The Central Bank yesterday issued new instructions for licensed commercial banks and the National Savings Bank to follow in determining what the maximum interest rates would be on deposits denominated in foreign currencies, effective today (December 31 2021).
According to the guidelines, banks are required to offer a maximum yield of 5% or an average yield on 1-year treasury bills determined at auctions in the last calendar month of the previous quarter, less 150 basis points, for deposits with a term of one year or less. .
And for deposits, “with a maturity of more than one year will be determined based on market behavior,” said the ordinance on the Monetary Law Act issued yesterday.
This slightly modifies the previous directive, which was based on the single criterion of not exceeding the annual effective interest rate of 5% per annum for foreign currency deposits, issued on August 24, 2021.
The Central Bank decided in August to cap the maximum interest rate offered on foreign currency deposits in an attempt to deter exporters and others holding dollars in foreign currency deposits, with the aim of solving the shortage in the domestic market. currencies.
This order follows the central bank hike in key rates by 50 basis points on August 19 to resolve anomalies in the foreign exchange market by reducing the interest rate differential in the rupee and dollar markets.
The new decree will apply to new deposits in foreign currencies, savings deposits in existing currencies and when renewing term deposits in currencies.
However, the special deposit accounts currency introduced last year will continue to receive the additional 2.0% interest rates above the maximum interest rate determined under new guidelines released yesterday.
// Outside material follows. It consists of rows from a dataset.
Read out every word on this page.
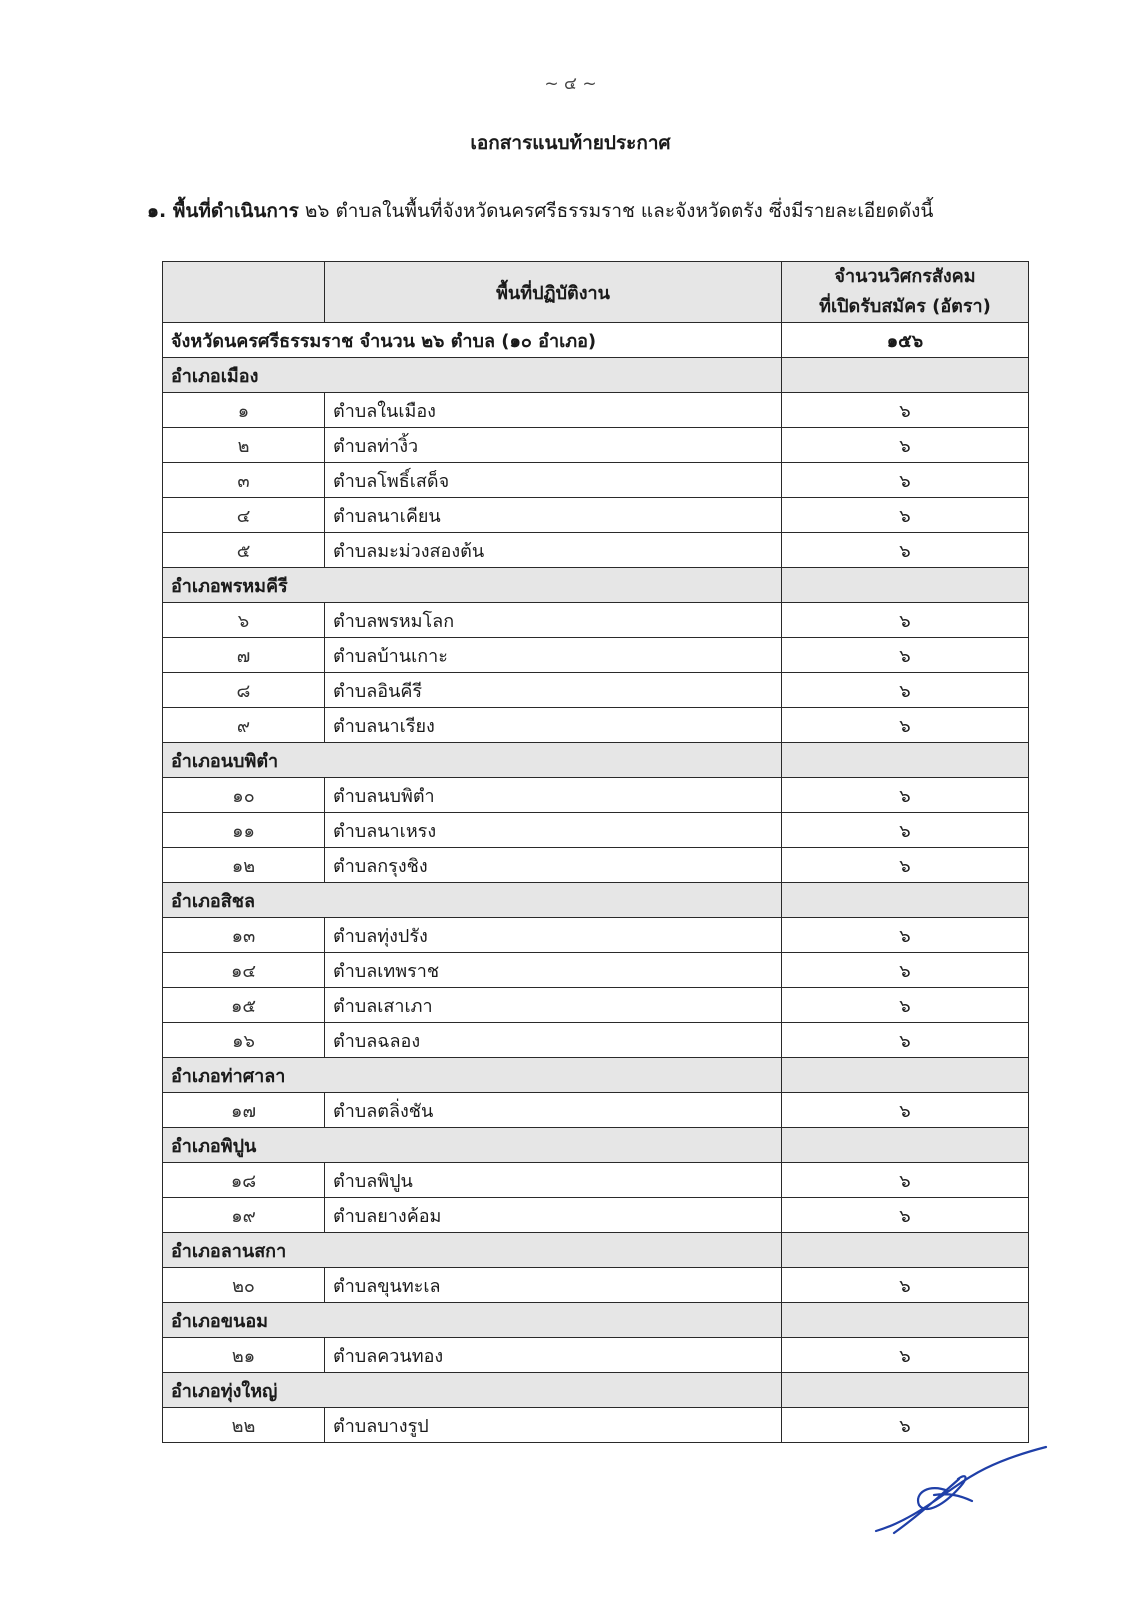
~ ๔ ~
เอกสารแนบท้ายประกาศ
๑. พื้นที่ดำเนินการ ๒๖ ตำบลในพื้นที่จังหวัดนครศรีธรรมราช และจังหวัดตรัง ซึ่งมีรายละเอียดดังนี้
	พื้นที่ปฏิบัติงาน	จำนวนวิศกรสังคม
ที่เปิดรับสมัคร (อัตรา)

จังหวัดนครศรีธรรมราช จำนวน ๒๖ ตำบล (๑๐ อำเภอ)		๑๕๖
อำเภอเมือง		
๑	ตำบลในเมือง	๖
๒	ตำบลท่างิ้ว	๖
๓	ตำบลโพธิ์เสด็จ	๖
๔	ตำบลนาเคียน	๖
๕	ตำบลมะม่วงสองต้น	๖
อำเภอพรหมคีรี		
๖	ตำบลพรหมโลก	๖
๗	ตำบลบ้านเกาะ	๖
๘	ตำบลอินคีรี	๖
๙	ตำบลนาเรียง	๖
อำเภอนบพิตำ		
๑๐	ตำบลนบพิตำ	๖
๑๑	ตำบลนาเหรง	๖
๑๒	ตำบลกรุงชิง	๖
อำเภอสิชล		
๑๓	ตำบลทุ่งปรัง	๖
๑๔	ตำบลเทพราช	๖
๑๕	ตำบลเสาเภา	๖
๑๖	ตำบลฉลอง	๖
อำเภอท่าศาลา		
๑๗	ตำบลตลิ่งชัน	๖
อำเภอพิปูน		
๑๘	ตำบลพิปูน	๖
๑๙	ตำบลยางค้อม	๖
อำเภอลานสกา		
๒๐	ตำบลขุนทะเล	๖
อำเภอขนอม		
๒๑	ตำบลควนทอง	๖
อำเภอทุ่งใหญ่		
๒๒	ตำบลบางรูป	๖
In this week’s primary auctions, the yield on 1-year bills jumped 22 basis points to 8.24%.
In the meantime, by giving instructions on the cost of the swap between USD / LKR, the Central Bank asked the banks to execute these swap transactions subject to a maximum interest rate in US dollars of 10% per annum. .
“Accordingly, the USD / LKR swap points will be prorated based on the above benchmark USD interest rate for the respective terms until further notice,” the order says.